Occidental is selling OxyChem
After more than half a century under Occidental Petroleum’s umbrella, OxyChem (the business built around its 1968 acquisition of chlor-alkali pioneer Hooker Chemical) will soon stand on its own—Buffet’s Berkshire is aquiring OxyChem for $9.7 billion in an all-cash transaction. The split is mostly administrative: the production of chlorine and caustic soda (sodium hydroxide) has little overlap with Occidental’s upstream operations—the largest tangible overlap is probably the use of these chemicals to treat produced water from fracking, but the benefits of that cost advantage are far outweighed by the balance sheet benefit that Occidental will reap from paying down a third of its long term debt, even if they need to write down some of those direct air capture (DAC) projects. [LINK]
New magnets in Minnesota
My model for electricity generation is crude: natural gas is burned to make steam, the steam rotates turbine blades on a shaft, the shaft spins magnets around coils of wire, and the changing field pushes electrons back and forth, producing an alternating current. The reverse is also true: a battery can push electrons through coil wire near a magnet, and the interaction between the coil’s field and the magnet’s field creates torque. The point I’m trying to make here is that magnets are important in an electrified world, and I’m making that point because there’s a startup called Niron Magnetics trying to make permanent magnets from iron nitride (instead of relying on rare-earths, which present various supply chain issues), and they just broke ground in Minnesota. [LINK]
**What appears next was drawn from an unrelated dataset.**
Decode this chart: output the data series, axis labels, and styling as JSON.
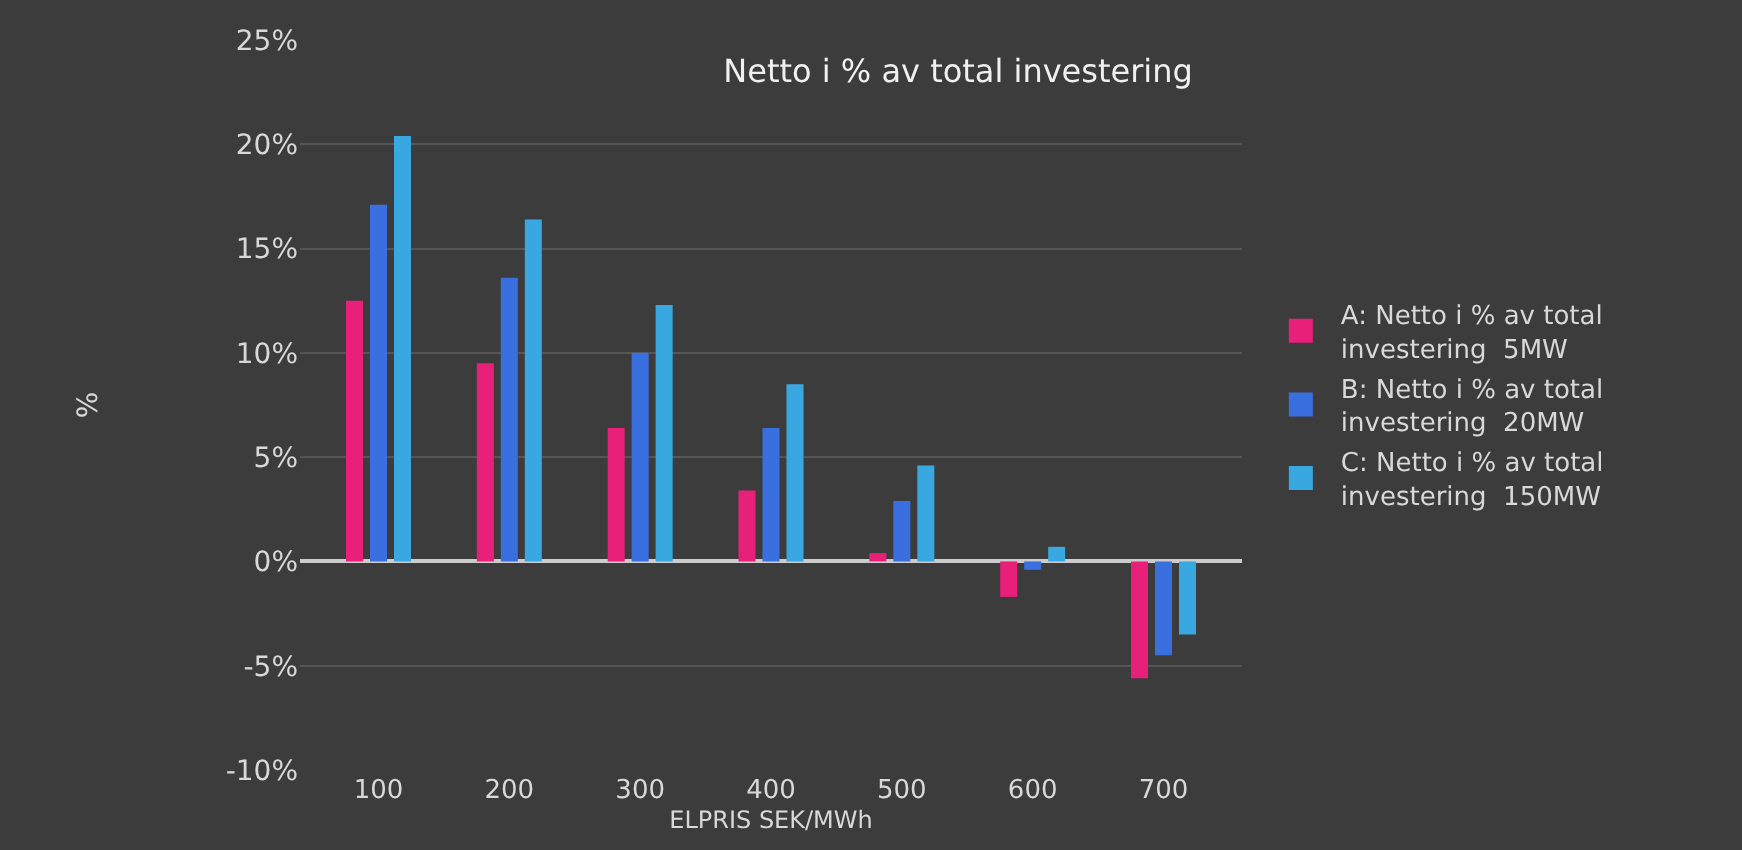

Progress for a pilot scale electric cracker
A quick primer: steam crackers break down relatively stable hydrocarbons (like naphtha or ethane) into reactive components (ethylene, propylene, etc.) that are later combined to make most of the world's chemicals and materials. It’s a very-valuable operation, but also a very-energy-intensive one, and right now we provide that energy via heat, and we make that heat by combusting hydrocarbons like natural gas (which produces a lot of CO2). That heat production is responsible for about half of all petrochemical emissions, which makes “electric cracking” something like the holy grail of the petrochemical industry. Scaling such a transformational technology is the sort of thing that happens over the course of decades, and Coolbrook keeps chugging along: they just demonstrated that its pilot-scale electric cracker can handle plastic waste pyrolysis oil. [LINK]
Other Things Happened:
Röhm replaced the sulfuric acid plant that was damaged by a fire in Worms, Germany. Thanks to some new tariffs and anti-dumping duties, Syensqo restarted its synthetic vanillin unit in France. Solvay doubled its electronic-grade hydrogen peroxide production. ExxonMobil bought a US-based synthetic graphite producer. Southern Ionics is expanding its sodium metabisulfite production in Tuscaloosa, Alabama. LyondellBasell is now offering its medical-grade polymers to healthcare and pharmaceutical companies in the US. Advancion plans to make more 3-(n-morpholino)propanesulfonic acid (a zwitterionic biological buffer) at its site in Louisiana. Mitsui acquired Ketjen’s polyolefin co-catalyst business, and Ketjen just expanded its zeolite plant in Bayport, Texas. Formosa just commissioned a horizontal polypropylene reactor at its site in Point Comfort, Texas. CPChem agreed to buy graphene from NanoXplore for a new oil and gas drilling lubricant. Mitsubishi Heavy Industries piloted a membrane dehydration system for ethanol. Ineos decided to mothball its chloromethane plant in France.